Migrações sempre ocorreram na história humana, desde o nosso passado primitivo até os dias atuais. Para podermos compreender melhor alguns fatores que levam o fenômeno a ocorrer, vamos nos aprofundar nas palavras do interlocutor no início do filme documentário “Legado Italiano” presente na Netflix:
“Para entender o fenômeno da imigração italiana, ou a imortalidade dessa epopéia, temos que regredir no tempo, lá pro final do século 19, época em que a Itália vivia a desordem social, política, econômica e cultural. Guerras, invasões, luto, fome e muita miséria.
(...) Condições humanas precárias, aliadas ao anseio de liberdade daquele povo cujo repouso sempre foi o cansaço, fez emergir a maior propulsora que detonou e provocou esse fenômeno chamado imigração. Onde milhares de italianos, principalmente os mais pobres, buscavam do outro lado do oceano o que a pátria mãe renegou, que era dignidade.”
No trecho anterior podemos ver diversos fatores que levaram e levam as migrações a acontecerem, entre eles a ausência de condições suficientes para a vida se manter e se desenvolver; a ausência de liberdade e dignidade. Diante de tais situações, a tendência a buscar em outros lugares a satisfação de necessidades essenciais que não encontramos em nossa terra de origem aumenta.
Essa imigração dos italianos rumo ao brasil ocorreu em sua maior parte entre os anos de 1880 e 1930, levando milhares de pessoas a deixar sua terra natal em busca de condições de vida melhores.
Um elemento que eu considero importante destacar como essencial para a compreensão do fenômeno da imigração é a incerteza. De modo que quanto maiores as incertezas de um indivíduo quanto ao seu contexto espacial e temporal (o local onde se está assim como seu presente e futuro), maiores são as chances de que ele modifique algo em seu contexto; ou que modifique o seu próprio contexto. Todo indivíduo que permanece em determinado lugar e continua a operar mesmo que de maneira precária, possui ainda um mínimo de certeza e sensação de domínio sobre seu contexto. Quando utilizo o termo “certeza”, me refiro à ideia de que enquanto as ações do indivíduo em um contexto complexo geram resultados esperados, ele se mantém no mesmo. Já, quando o mesmo indivíduo se encontra em um local em que por mais que ele se comporte, varie suas respostas, tente diversas alternativas para satisfazer algumas necessidades essenciais, nada muda, se torna muito mais provável que ele venha ou a desistir de se manter no local onde está; ou a apresentar padrões comportamentais que possam representar algum tipo de desordem mental como depressão, ansiedade entre outros.

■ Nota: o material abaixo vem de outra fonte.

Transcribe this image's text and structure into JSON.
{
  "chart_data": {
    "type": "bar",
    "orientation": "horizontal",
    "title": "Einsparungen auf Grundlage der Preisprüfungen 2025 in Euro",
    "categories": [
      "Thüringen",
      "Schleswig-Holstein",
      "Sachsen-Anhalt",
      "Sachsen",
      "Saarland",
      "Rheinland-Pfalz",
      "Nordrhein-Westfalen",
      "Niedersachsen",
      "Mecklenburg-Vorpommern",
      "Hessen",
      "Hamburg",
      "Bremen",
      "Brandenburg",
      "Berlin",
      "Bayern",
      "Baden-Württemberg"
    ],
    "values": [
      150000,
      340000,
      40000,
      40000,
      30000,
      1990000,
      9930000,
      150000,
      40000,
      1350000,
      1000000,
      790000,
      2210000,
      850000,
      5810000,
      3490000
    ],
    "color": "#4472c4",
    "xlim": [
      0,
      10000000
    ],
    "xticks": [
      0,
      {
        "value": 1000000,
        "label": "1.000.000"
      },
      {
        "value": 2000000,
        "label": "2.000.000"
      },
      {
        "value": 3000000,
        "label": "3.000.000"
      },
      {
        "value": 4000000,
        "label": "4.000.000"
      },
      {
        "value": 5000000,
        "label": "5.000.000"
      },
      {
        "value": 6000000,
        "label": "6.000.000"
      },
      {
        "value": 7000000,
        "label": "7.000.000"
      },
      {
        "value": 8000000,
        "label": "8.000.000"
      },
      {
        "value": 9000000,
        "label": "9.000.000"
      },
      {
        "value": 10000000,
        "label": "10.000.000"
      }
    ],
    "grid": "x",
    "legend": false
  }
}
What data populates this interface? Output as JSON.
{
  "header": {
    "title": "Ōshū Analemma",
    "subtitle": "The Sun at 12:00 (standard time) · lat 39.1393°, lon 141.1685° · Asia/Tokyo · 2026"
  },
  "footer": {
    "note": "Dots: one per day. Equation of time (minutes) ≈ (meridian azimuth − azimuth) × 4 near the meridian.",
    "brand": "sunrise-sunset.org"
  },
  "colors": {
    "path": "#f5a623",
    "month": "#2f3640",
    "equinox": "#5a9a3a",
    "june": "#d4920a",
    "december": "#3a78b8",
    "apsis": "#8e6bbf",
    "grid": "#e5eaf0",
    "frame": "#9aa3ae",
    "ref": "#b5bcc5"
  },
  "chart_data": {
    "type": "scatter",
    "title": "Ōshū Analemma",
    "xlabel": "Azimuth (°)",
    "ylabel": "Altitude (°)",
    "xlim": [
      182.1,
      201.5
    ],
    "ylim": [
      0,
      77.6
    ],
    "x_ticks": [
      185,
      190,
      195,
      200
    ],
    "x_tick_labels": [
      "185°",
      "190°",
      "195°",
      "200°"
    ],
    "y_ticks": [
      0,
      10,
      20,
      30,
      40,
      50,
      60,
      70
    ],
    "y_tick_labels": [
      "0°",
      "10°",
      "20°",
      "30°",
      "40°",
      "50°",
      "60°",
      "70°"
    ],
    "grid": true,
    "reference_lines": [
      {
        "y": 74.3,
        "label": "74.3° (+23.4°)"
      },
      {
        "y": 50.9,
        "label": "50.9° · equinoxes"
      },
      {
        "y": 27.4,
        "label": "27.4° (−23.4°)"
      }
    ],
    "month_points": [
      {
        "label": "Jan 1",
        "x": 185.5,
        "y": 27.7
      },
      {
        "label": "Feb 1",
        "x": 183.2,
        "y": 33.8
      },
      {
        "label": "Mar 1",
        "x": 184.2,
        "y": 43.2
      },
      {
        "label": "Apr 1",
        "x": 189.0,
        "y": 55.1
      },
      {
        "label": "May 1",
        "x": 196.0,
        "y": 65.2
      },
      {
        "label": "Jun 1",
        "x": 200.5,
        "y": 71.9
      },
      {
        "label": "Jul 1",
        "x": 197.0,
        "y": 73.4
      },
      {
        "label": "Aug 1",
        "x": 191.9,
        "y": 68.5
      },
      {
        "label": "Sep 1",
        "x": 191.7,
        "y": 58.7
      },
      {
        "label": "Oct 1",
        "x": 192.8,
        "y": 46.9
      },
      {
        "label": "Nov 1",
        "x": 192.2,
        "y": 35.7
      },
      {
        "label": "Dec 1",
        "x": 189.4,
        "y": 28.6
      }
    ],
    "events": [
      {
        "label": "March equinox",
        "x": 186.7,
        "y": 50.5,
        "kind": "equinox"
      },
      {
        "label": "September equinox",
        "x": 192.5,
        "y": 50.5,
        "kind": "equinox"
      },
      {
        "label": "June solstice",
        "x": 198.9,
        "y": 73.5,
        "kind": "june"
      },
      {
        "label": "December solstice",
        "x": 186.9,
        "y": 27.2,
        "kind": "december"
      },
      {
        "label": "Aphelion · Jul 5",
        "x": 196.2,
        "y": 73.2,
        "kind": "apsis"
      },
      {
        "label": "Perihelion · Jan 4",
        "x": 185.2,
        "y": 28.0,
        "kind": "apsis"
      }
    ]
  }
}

Dentro de uma análise comportamental do fenômeno, o ato de migrar poderia muito bem ser entendido como uma fuga. A partir de uma visão mais senso comum, migrar poderia ser visto como uma traição à pátria ou uma ação covarde por muitas pessoas, uma vez que tais pessoas não foram corajosas o bastante para “enfrentar os problemas e ajudar a resolver a situação da cidade, do estado, do país”. No entanto, busco trazer uma compreensão menos evidente, mas que contempla as razões individuais daqueles que decidiram emigrar, entendendo tal fenômeno como uma ato heróico. Para isso, é importante observar que uma ação só faz sentido se levarmos em conta o contexto em que ela ocorre e no presente caso, migrar é um ato que garante a sobrevivência de um indivíduo e muitas vezes de seus pares, além de diminuir a ubiquidade ou onipresença da incerteza. Além disso, tal fenômeno visto do ponto de vista do emigrante nos permite contemplar as diversas angústias com que este se depara ao longo do processo, de modo que quando habita no país anfitrião, o mesmo encontra uma infinidade de diferenças, a completa ausência de familiaridade, e muitas vezes ausência de diversas habilidades necessárias para assegurar sua sobrevivência na “terra prometida”. O emigrante se torna herói quando em sua jornada enfrenta a dor de abandonar sua terra de origem, de suportar o luto da perda de tantos elementos importantes de sua história que também servem como referências para sua identidade e suas aspirações. Ao mesmo tempo em que passa a empregar sua energia, que antes não produzia nenhuma mudança diante da inflexibilidade do contexto, gerando resultados e favorecendo sua sobrevivência e de sua família. O emigrante se torna herói quando, através da mudança, sai da percepção individual de desesperança sobre o futuro e incerteza do êxito e passa a uma condição de esperança sobre o futuro e certeza de que se não tivesse mudado o fracasso seria inevitável.